Il giorno di Brexit

È un giorno molto triste per chi come me ha chiamato casa un appartamento di Londra per molti anni. Per chi in Regno Unito ha studiato, lavorato, visto nascere i propri figli. È triste pensare che N. e A. dovranno usare il passaporto per tornare nella città in cui sono nati.

Sembra facile dirlo ora, ma io non ho mai avuto dubbi sul fatto che Brexit sarebbe successa. I britannici hanno un rapporto assolutista con le decisioni prese, che non ammette flessibilità. Da questo punto di vista battere Hitler e fare Brexit pari sono. Servono fattori veramente eccezionali per far cambiare loro una decisione presa: per questo si pensava che il leave non avrebbe vinto. Le élite britanniche, che vivono in una torre d’avorio sconosciuta agli altri paesi europei, avevano sottovalutato l’eccezionalità della crisi del 2007/8 e i suoi postumi. A noi e ai nostri figli rimane una Unione Europea a cui mancherà un pezzo fino a che non rimedieremo.

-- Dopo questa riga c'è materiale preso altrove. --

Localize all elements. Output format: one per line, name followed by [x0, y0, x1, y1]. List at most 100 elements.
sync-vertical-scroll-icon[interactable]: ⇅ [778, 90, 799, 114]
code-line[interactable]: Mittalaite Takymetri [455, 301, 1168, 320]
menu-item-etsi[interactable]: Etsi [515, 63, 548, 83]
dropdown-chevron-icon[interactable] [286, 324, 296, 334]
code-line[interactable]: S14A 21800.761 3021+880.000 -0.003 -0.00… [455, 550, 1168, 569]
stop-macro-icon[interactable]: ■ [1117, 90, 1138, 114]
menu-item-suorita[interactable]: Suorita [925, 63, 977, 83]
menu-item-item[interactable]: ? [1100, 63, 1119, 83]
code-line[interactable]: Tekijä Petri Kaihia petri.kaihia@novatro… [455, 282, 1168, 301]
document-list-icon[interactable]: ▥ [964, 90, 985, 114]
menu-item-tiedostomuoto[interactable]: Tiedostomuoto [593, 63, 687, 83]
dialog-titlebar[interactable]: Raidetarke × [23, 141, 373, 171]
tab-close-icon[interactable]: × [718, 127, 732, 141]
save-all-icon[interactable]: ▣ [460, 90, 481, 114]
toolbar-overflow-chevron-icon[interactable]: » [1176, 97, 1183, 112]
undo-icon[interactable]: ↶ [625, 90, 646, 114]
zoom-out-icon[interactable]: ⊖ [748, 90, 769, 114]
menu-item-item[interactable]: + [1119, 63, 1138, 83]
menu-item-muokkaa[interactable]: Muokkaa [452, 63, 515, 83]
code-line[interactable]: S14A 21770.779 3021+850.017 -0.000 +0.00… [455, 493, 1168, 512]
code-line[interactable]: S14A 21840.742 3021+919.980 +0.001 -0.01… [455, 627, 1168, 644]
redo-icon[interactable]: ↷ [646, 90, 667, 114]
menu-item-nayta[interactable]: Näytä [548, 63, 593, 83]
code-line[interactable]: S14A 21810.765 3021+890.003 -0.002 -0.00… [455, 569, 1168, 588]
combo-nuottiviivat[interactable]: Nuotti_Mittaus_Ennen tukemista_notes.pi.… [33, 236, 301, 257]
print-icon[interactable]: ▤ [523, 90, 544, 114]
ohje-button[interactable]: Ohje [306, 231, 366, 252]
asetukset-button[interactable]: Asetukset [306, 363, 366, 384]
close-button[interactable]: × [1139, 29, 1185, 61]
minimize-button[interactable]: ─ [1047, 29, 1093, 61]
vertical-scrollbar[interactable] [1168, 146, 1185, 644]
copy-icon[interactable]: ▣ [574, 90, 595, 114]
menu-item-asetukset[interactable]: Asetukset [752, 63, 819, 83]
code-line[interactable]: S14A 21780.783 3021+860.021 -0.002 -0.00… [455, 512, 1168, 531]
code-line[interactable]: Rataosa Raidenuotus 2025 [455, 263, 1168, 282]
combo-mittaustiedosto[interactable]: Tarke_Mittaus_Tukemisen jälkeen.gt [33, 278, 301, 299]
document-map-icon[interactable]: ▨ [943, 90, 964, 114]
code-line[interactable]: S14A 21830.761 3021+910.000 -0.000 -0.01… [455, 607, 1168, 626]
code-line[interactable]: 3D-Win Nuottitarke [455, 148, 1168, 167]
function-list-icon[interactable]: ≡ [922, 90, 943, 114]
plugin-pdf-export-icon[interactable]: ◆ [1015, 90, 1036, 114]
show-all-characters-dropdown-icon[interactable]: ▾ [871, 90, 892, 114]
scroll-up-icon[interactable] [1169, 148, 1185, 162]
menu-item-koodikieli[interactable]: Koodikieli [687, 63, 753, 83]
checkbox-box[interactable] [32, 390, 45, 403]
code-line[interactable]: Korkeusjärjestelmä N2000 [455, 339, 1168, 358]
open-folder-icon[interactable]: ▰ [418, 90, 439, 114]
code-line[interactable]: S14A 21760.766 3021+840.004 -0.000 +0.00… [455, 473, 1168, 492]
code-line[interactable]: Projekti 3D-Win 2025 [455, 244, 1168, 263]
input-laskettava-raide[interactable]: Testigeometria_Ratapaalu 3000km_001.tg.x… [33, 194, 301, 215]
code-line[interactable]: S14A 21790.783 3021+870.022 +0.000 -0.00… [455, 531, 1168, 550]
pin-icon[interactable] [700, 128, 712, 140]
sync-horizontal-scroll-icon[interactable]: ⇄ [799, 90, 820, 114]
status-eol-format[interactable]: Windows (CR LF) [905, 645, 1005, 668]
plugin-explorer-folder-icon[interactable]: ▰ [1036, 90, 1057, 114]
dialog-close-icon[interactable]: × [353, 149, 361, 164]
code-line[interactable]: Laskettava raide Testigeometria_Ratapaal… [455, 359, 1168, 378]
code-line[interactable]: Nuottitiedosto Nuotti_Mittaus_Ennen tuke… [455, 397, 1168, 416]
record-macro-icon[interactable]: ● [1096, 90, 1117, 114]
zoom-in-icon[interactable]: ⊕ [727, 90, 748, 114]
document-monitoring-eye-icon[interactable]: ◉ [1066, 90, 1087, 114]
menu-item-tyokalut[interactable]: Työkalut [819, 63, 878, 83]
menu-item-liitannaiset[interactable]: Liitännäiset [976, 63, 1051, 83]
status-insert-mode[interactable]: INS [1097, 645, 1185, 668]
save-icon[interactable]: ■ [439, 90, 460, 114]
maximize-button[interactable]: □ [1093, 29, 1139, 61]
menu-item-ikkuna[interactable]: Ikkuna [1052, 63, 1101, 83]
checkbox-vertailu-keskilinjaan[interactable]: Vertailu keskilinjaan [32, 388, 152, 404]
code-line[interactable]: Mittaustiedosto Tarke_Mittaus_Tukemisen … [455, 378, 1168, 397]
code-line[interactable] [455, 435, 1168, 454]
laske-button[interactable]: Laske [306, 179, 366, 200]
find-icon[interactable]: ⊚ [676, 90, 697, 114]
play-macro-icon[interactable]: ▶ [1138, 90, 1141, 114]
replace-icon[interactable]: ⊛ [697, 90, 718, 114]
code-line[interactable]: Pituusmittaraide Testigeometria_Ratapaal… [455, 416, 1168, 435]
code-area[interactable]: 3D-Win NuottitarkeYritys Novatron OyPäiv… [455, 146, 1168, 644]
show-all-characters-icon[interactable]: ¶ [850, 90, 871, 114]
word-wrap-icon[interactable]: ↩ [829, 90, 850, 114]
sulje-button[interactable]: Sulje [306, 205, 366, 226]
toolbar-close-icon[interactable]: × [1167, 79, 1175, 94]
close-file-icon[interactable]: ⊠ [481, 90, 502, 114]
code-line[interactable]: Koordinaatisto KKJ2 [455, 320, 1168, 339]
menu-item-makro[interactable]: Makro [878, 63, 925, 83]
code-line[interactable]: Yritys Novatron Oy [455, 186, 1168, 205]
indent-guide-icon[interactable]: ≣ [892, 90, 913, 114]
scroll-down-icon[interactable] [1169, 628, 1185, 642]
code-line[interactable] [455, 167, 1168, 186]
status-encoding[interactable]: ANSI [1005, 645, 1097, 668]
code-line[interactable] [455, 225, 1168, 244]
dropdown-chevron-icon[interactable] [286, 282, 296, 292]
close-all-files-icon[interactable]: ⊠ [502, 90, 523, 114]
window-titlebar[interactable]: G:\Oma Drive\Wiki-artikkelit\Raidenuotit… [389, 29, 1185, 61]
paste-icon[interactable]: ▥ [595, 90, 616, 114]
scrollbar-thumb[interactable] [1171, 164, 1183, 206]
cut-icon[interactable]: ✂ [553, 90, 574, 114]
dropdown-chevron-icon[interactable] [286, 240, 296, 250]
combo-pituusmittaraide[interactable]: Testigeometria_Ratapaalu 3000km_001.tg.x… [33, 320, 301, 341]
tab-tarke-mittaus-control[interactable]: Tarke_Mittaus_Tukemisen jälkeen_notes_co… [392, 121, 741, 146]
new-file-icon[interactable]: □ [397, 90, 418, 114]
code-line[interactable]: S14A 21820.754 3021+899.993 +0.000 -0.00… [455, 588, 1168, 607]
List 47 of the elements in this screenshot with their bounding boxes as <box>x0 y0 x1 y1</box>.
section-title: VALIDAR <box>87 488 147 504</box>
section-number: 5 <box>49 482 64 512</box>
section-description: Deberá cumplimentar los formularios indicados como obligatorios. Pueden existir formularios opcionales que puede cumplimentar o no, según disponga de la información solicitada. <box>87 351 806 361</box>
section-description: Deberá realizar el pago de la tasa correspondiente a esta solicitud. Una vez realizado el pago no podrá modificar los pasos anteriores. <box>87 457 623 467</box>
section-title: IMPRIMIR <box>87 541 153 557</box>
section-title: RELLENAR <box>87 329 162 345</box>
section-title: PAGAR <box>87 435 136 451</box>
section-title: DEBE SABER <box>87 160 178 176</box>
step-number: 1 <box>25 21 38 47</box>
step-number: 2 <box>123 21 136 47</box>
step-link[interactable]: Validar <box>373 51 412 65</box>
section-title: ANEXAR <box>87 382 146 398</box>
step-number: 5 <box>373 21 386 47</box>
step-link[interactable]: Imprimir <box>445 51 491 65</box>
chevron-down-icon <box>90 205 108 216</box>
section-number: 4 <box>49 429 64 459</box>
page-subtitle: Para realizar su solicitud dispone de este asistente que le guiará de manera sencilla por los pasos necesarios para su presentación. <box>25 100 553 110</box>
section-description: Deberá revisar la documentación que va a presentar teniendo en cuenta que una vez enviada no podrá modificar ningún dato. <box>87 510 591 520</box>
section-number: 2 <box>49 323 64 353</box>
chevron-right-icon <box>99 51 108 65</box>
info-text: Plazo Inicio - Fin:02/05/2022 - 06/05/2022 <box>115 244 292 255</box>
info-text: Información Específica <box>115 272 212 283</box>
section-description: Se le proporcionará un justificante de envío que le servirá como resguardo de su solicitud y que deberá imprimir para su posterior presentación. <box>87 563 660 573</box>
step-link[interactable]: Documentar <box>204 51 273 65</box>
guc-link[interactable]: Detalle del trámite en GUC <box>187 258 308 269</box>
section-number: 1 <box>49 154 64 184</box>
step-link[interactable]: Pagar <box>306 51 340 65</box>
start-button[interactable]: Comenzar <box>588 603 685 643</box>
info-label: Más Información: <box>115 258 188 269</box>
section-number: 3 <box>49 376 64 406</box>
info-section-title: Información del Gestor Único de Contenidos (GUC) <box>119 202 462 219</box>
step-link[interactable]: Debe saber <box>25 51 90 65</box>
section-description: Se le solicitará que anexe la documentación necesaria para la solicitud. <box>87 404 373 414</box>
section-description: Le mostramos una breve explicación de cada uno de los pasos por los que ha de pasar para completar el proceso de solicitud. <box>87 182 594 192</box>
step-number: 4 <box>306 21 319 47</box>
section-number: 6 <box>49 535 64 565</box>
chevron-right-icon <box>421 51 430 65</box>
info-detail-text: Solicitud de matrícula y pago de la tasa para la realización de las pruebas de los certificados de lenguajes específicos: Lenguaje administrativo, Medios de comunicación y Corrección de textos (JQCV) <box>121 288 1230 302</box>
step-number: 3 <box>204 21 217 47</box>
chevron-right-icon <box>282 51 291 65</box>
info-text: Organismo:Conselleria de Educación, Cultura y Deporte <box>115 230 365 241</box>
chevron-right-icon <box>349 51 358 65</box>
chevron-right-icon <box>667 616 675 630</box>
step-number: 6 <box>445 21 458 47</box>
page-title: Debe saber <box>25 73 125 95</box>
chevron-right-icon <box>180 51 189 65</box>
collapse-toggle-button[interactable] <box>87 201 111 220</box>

È vero, come dice il sindaco di Londra, che si rimane Europei comunque, ma questa è per me una aggravante non una consolazione.

Nata con un grande ideale di popolo, attraverso la cooperazione per la ricostruzione, l’Unione Europea si è evoluta in una istituzione di pochi, governata da una burocrazia modellata su referenti delle élite, e incapace di stabilire una connessione sentimentale col popolo che doveva governare e sul quale legiferava con pervasività.

Lo stato corrente della UE, tra l’altro difficilissimo da riformare, è un altro dei fallimenti collettivi della scorsa generazione, che ha ereditato un lavoro immenso dai nostri nonni e non ha saputo bene che farne. Ma noi a questa Unione imperfetta e sbagliata vogliamo bene perché le istituzioni, anche se imperfette e sbagliate, sono la personificazione della nostra fratellanza e sorellanza.

Una cosa la storia negli scorsi 2000 e rotti anni ci ha insegnato: non è mai esistita una decisione importante di un paese europeo, mai, buona, cattiva o tragica, che non ci abbia coinvolto tutti, tutti gli europei. Non è mai esistita una decisione importante di un paese europeo, mai, buona, cattiva o tragica, che non ci abbia coinvolto tutti, tutti gli europei. Forse è questa la definizione più profonda di Europa, una comunanza ineluttabile di destino. Siamo tutti coinvolti.

E anche questa non è una consolazione, ma una aggravante. La consapevolezza che non ci sono scorciatoie o alzate di spalle possibili. Ve possino inglesi, ma guarda che avete combinato!